A Jersey City Arts Pioneer
Many in the community associate the church’s innovative cultural productions with Rev. Janet Broderick, who headed Grace Church for eight years before moving to another parish this spring. Broderick has a reputation as a funny, lively and theatrical preacher; that’s no surprise, since she was raised in a theatrical-artistic family (along with her brother, actor Matthew Broderick). Broderick’s influence did a lot to raise Grace Church’s profile as a cultural center during her tenure, and it was her creative ministry that attracted Lannon to the church.
But Grace Church was involved in the local arts long before anyone put the words “Jersey City” and “arts” together. It arguably helped put the city on the map as an artistic community.
Twenty years ago, Grace Church started its annual Cathedral Arts Festival, now the oldest and largest arts event in Hudson County. This two week long visual and performing arts extravaganza draws huge crowds from the surrounding areas and is a significant source of income for the church and local artists. The program varies from year to year, but it always kicks off with a champagne gala attended by politicians, artists, patrons, press and assorted glitterati. The festival is usually held in May, but this year it will be held in the fall to give the church more time to prepare a special 20th anniversary program.
An even older cultural icon is Grace Church itself, a beautiful brownstone Gothic building completed in 1853 and on the National Register of Historic Places. The interior was renovated around 1917 to look rather somber, but was restored to its original vibrant glory, with bright colors and floral designs, starting in the 1980s. Donald Gallagher, an artist and longtime member of the church, has contributed painstakingly detailed hand-painted symbolic decorations throughout the sanctuary, copying the original designs based on early photos and adding original touches here and there. Gallagher has worked on the project off and on since 1986. It looks finished but is still a work in progress; Gallagher plans to paint holly branches along the back of the church to symbolize winter and complete a seasonal theme running throughout the church.
It’s this beautifully painted sanctuary that doubles as Grace Church’s art gallery, performance space and banquet room. Besides the Cathedral Arts Festival, the church puts on free arts events for JC Fridays four times a year and always holds a large group exhibit for the annual Jersey City Artist Studio Tour.
Many of the other programs in the church have an artistic or cultural flavor, too. The Sunday Book Sale is essentially the biggest used bookstore in the city, and the price is right at $.50 for paperbacks and $1.00 for hardcovers. Volunteer bookseller Bob Braiderman and his assistants offer an astounding selection of donated books ranging from trashy novels and humor collections to classics and philosophical works.

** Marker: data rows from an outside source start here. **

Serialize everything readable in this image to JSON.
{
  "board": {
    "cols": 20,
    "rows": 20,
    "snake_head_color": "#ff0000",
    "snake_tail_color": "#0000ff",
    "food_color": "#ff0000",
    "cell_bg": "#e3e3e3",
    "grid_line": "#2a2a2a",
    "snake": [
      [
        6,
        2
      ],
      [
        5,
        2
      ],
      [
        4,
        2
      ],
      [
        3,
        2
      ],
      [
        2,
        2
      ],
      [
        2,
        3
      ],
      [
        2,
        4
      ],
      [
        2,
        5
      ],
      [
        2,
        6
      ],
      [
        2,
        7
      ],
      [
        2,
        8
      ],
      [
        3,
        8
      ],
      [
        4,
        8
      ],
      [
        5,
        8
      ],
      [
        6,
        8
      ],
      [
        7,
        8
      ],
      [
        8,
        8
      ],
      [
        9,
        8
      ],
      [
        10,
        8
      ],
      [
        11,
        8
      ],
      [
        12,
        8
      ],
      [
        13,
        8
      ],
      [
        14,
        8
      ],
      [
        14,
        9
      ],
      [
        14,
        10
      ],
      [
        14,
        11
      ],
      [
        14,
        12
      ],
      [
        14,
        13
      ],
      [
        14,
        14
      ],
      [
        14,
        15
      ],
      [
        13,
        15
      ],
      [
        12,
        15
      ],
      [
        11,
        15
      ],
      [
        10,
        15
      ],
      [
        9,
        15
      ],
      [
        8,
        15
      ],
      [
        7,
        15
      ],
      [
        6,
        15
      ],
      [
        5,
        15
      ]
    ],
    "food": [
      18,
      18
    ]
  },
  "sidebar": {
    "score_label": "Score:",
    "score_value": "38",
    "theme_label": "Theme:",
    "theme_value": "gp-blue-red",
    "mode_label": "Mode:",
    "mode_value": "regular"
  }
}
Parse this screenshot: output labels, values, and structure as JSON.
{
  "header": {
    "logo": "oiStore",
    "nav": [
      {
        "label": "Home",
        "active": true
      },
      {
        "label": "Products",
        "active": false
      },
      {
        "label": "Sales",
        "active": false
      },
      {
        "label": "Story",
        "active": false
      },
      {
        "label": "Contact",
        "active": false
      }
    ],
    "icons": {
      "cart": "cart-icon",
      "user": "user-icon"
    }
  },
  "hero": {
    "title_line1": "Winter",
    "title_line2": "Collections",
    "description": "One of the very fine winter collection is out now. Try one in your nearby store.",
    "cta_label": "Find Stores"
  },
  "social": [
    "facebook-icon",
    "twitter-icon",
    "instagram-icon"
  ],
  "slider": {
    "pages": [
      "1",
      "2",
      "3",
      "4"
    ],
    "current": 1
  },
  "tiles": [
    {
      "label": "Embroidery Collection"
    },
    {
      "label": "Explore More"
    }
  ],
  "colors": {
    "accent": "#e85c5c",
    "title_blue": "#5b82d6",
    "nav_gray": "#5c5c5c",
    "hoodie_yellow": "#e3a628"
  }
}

Grace Church’s sister organization, the non-religious GVV Community Service, offers the creative Grace Seniors for Healthy Living program. This free weekday program includes activities such as line dancing, exercise, arts & crafts, quilting, yoga, and field trips, coupled with a hot lunch. The idea is to offer seniors a fun, stimulating social outlet that nurtures physical, emotional and spiritual health. Many activities are in the church gym, though the sanctuary is often used for yoga and exercise classes.
In a more traditional vein, GVV Community Service also serves hot meals to more than 100 homeless people every Saturday and Sunday through its Breakfast Plus! program. The church itself also has a toddler drop-off program. For a small fee, parents can take a break on weekday mornings and leave their children to play and learn in the church sanctuary with qualified volunteers.
Speaking of volunteers, Grace Church wouldn’t be able to offer such a large array of events and programs without the generous help of the huge number of people who donate their time. Some are dedicated regulars, some have volunteered occasionally or just once, but when Grace Church puts out the call, people respond.
“Don’t volunteer out of guilt” is the church’s philosophy, Lannon says, adding that he finds freedom from guilt helps encourage volunteerism more effectively. “We trust that when we say it doesn’t matter what you do — when everyone else is telling you what to do — that freedom engenders desire to do what’s right.”
As the congregation searches for a permanent rector to lead the church into a new era, one thing is clear: Grace Church will continue to live up to its motto — “Community, Diversity, Creativity” — for a long time to come.